そこに目を向けながら、さっき買ったミルクティーを一口飲むと、ちょうど体に馴染むような温度になっていた。
「そういえば、リョウガとはどこで知り合ったの?」
「んー…オレが橋の上でボーッとしてた時に、リョウガ君が声かけてきて」
リョウガならしそうだな。
気になった人がいると、構わず声をかける子だから。
「その時…オレ、ちょっと精神的にきてた時でさ、それで色々と話し聞いてもらったんだよ。自分のこととか梅沢さんのこととか」
「そうだったんだ…」
まさかリョウガが佐竹君の相談相手になっていたとは…。
ちょっと、悔しい。
「でも、まさか梅沢さんの弟だとは思わなかったから、結構…いや、ほぼ全部ぶちまけちゃってる…」
リョウガとのやり取りの事を思い出しているのか、佐竹君の表情が次第に、焦りと恥ずかしさを混ぜたような複雑な色を見せる。
「どうしよう…。
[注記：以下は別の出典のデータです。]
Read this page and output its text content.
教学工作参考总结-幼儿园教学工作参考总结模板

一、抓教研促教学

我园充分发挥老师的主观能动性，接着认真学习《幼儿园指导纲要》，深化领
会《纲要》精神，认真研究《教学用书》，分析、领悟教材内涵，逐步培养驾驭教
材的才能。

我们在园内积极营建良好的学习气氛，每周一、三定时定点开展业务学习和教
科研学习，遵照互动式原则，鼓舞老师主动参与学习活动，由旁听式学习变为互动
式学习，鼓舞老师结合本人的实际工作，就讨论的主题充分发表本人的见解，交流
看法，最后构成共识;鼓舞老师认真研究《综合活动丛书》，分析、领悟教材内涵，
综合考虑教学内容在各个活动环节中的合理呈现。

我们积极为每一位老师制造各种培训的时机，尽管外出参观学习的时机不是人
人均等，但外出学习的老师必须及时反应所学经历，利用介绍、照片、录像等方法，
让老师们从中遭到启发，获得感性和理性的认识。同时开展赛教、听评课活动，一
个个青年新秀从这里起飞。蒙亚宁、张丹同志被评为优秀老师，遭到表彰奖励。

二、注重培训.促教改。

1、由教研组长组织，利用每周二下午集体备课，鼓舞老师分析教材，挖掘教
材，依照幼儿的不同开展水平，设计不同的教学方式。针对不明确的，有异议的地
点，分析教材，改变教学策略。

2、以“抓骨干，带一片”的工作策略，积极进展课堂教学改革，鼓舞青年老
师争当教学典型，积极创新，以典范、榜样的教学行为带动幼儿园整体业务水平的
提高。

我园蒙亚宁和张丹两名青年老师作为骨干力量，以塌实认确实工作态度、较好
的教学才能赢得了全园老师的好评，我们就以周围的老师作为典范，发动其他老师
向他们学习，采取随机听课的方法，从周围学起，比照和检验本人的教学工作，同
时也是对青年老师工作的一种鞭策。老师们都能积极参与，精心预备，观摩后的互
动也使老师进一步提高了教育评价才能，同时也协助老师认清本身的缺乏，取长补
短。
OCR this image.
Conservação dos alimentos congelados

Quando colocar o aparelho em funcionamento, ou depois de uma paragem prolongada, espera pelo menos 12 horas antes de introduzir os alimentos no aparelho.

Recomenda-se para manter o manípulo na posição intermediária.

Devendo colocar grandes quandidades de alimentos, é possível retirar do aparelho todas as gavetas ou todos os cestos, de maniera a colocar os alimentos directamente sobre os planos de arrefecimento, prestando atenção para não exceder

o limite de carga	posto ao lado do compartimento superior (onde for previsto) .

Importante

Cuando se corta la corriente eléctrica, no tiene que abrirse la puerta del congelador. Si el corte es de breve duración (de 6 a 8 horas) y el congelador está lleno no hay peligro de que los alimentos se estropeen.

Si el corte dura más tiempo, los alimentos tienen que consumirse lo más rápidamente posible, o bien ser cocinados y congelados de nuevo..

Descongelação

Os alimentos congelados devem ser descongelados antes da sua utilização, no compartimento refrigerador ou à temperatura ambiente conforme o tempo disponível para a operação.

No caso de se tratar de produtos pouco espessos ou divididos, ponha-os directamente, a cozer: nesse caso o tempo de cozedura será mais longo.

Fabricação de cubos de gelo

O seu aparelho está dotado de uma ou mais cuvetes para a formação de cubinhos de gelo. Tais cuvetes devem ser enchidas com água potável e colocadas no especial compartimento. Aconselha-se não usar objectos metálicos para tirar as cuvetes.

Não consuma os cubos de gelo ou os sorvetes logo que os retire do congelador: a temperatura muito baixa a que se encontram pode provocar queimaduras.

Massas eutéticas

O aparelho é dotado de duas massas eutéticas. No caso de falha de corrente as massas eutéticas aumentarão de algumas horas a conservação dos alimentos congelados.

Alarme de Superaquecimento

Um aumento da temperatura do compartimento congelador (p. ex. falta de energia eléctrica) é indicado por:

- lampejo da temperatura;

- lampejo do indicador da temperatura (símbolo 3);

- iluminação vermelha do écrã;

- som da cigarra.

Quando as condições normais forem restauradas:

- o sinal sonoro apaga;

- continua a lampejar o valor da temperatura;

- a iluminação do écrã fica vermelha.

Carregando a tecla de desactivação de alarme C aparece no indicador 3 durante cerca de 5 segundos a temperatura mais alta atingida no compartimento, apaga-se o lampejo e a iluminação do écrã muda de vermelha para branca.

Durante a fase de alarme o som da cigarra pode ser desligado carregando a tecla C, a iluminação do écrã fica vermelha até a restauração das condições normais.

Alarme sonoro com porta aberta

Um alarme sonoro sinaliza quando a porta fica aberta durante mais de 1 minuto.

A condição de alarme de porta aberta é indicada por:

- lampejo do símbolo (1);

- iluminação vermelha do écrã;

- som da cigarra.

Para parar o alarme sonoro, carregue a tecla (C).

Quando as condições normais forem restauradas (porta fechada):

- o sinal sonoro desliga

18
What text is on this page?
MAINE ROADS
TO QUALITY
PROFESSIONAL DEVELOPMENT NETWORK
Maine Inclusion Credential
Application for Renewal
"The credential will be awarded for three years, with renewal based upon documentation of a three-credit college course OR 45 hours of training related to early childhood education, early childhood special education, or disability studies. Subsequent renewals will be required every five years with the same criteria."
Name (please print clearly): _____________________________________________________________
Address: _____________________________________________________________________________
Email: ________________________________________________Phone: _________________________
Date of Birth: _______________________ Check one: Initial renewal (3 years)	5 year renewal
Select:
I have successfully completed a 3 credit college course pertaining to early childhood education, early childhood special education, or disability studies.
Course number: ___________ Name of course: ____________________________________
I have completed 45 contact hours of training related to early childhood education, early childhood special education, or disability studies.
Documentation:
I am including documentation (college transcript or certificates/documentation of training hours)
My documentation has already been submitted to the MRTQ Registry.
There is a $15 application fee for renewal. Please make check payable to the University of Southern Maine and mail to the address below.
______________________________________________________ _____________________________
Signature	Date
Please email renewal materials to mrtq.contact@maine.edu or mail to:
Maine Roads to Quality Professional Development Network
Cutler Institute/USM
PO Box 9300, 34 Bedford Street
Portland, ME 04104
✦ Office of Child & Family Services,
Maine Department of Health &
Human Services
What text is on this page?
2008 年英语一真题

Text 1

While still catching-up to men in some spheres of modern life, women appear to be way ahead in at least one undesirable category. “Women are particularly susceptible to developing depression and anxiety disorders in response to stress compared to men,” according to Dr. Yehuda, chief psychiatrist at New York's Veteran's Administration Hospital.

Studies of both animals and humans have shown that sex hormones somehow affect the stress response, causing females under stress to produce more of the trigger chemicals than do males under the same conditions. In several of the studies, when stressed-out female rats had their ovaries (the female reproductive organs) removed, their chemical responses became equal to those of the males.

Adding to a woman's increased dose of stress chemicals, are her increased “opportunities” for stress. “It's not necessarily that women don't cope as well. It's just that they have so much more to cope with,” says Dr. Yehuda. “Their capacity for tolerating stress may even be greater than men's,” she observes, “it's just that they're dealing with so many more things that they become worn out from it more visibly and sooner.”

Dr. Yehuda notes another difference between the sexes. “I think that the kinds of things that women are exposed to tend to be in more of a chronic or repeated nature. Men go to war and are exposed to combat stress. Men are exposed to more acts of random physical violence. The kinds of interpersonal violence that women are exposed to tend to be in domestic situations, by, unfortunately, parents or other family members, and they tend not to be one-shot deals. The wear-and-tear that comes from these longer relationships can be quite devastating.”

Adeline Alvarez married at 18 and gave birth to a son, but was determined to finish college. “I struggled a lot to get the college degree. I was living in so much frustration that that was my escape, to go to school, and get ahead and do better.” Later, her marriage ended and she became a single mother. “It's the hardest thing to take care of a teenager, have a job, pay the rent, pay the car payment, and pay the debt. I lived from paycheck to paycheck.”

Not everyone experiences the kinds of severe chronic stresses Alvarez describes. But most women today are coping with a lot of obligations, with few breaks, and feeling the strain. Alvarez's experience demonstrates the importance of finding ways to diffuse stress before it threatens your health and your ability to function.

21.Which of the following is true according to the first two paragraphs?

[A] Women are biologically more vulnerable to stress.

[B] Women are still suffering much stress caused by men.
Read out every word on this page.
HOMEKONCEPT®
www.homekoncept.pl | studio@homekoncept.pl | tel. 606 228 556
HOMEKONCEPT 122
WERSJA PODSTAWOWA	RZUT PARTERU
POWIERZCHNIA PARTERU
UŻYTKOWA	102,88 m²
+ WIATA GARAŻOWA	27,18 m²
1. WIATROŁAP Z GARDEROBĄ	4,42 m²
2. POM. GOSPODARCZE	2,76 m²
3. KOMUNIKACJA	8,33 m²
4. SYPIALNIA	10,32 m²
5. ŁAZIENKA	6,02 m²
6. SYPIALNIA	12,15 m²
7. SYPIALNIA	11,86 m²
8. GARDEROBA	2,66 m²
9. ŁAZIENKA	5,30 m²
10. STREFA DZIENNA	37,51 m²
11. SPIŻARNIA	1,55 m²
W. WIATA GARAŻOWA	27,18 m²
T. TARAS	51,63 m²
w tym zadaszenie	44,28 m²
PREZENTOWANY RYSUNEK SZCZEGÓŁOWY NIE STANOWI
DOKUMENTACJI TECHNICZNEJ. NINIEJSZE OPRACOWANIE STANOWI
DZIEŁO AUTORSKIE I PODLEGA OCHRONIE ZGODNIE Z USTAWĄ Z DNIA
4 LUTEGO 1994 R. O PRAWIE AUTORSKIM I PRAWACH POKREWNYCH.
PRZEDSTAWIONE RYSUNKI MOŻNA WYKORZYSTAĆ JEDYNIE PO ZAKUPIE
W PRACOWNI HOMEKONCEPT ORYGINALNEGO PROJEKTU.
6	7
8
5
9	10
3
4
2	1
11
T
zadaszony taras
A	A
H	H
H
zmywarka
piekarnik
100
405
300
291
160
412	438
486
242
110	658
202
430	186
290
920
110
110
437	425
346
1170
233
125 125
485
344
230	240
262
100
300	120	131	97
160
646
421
オレの事情がリョウガくんに筒抜けだよ。なんか色々なことが恥ずかしすぎる。穴があったら入りたいってこういうことなんだな…」
両手で支えているコップの中に、本当に入りたいのかと思うくらい、恥ずかしそうに顔を俯かせている佐竹君。
公園にある街灯だけではわからないけど、きっと顔は真っ赤に染まっているんだろうな。
(照れている時の佐竹君は、可愛い)
……あぁ、ダメだな。
自分に素直になっている佐竹君の姿を見ると、どうしても『可愛い』と思ってしまう。
佐竹君には、思ったことがあったらちゃんと言ってね、なんて言ったくせに…自分のこの感情は隠そうとしている。
別に、全てを話す必要なんてないんだろうけど…
でも、このまま自分の感情を隠しながら佐竹君と過ごしていくのも、なんか違う気がする…。